Since our previous incident regarding security issues, we've really beefed up the fundamentals when it comes to security-related solutions, and we've upgraded our operational system by having a stronger protection against information security. And by adopting most up-to-date security technology, we are continuously strengthening various different activities so that we can solidify the customers' trust.

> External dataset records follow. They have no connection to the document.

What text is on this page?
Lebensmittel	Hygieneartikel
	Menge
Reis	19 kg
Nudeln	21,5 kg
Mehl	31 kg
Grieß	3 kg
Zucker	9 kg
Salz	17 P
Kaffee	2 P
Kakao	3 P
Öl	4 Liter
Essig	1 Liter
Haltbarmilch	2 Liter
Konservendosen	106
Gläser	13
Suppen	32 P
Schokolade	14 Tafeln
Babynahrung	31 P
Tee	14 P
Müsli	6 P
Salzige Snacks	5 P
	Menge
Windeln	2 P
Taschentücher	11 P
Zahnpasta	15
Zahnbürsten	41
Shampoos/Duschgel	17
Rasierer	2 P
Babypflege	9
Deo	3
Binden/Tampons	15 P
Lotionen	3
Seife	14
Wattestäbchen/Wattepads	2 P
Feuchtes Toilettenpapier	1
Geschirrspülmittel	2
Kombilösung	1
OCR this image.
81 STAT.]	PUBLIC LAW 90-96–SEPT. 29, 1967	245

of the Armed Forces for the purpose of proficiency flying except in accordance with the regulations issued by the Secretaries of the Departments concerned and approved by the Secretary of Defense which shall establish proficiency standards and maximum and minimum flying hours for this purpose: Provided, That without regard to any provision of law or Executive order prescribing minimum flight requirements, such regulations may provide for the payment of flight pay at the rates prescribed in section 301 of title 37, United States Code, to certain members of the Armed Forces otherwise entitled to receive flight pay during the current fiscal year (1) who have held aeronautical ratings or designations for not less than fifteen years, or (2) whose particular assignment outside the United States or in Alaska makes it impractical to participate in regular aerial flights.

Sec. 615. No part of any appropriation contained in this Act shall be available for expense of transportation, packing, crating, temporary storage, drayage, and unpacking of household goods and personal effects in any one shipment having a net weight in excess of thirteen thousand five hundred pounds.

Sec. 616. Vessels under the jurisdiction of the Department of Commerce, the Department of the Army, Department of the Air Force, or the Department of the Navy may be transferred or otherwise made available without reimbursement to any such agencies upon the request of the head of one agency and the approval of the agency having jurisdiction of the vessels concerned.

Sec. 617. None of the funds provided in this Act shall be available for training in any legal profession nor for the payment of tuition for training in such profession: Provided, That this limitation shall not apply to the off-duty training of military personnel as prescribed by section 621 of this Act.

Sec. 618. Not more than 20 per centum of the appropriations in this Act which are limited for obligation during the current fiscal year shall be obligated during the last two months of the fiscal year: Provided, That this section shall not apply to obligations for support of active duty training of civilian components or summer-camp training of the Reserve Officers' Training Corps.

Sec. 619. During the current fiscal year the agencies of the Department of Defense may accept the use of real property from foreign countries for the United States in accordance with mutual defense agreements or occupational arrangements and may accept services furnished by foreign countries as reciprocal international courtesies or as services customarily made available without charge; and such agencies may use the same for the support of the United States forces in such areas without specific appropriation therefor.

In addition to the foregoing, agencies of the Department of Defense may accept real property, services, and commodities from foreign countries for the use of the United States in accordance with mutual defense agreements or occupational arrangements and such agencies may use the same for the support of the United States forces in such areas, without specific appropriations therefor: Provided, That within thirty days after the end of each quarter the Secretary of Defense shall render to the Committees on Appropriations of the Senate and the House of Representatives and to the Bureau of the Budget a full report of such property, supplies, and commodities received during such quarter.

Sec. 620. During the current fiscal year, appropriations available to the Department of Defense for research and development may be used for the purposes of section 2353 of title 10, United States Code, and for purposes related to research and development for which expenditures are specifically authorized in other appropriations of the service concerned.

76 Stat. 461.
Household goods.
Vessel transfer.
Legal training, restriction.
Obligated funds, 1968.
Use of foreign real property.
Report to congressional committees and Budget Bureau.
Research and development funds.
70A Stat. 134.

Regarding whether we're providing USIM protection service, we do have that service in place, and we have the appropriate preparations in place to provide them with when roaming as well as auto sign-up to such USIM protection services.

Operator

[Interpreted] The following question will be presented by Joonsop Kim from KB Securities.

We will now move on to the next question. There are no questions in the queue right now.

S
Sangheum Mun
executive

[Interpreted] With no questions on the queue, we would like to now close the first quarter 2025 earnings release call by LG Uplus. If you still have unanswered questions, please feel free to contact us at the IR team. Thank you.

[Portions of this transcript that are marked [Interpreted] were spoken by an interpreter present on the live call.]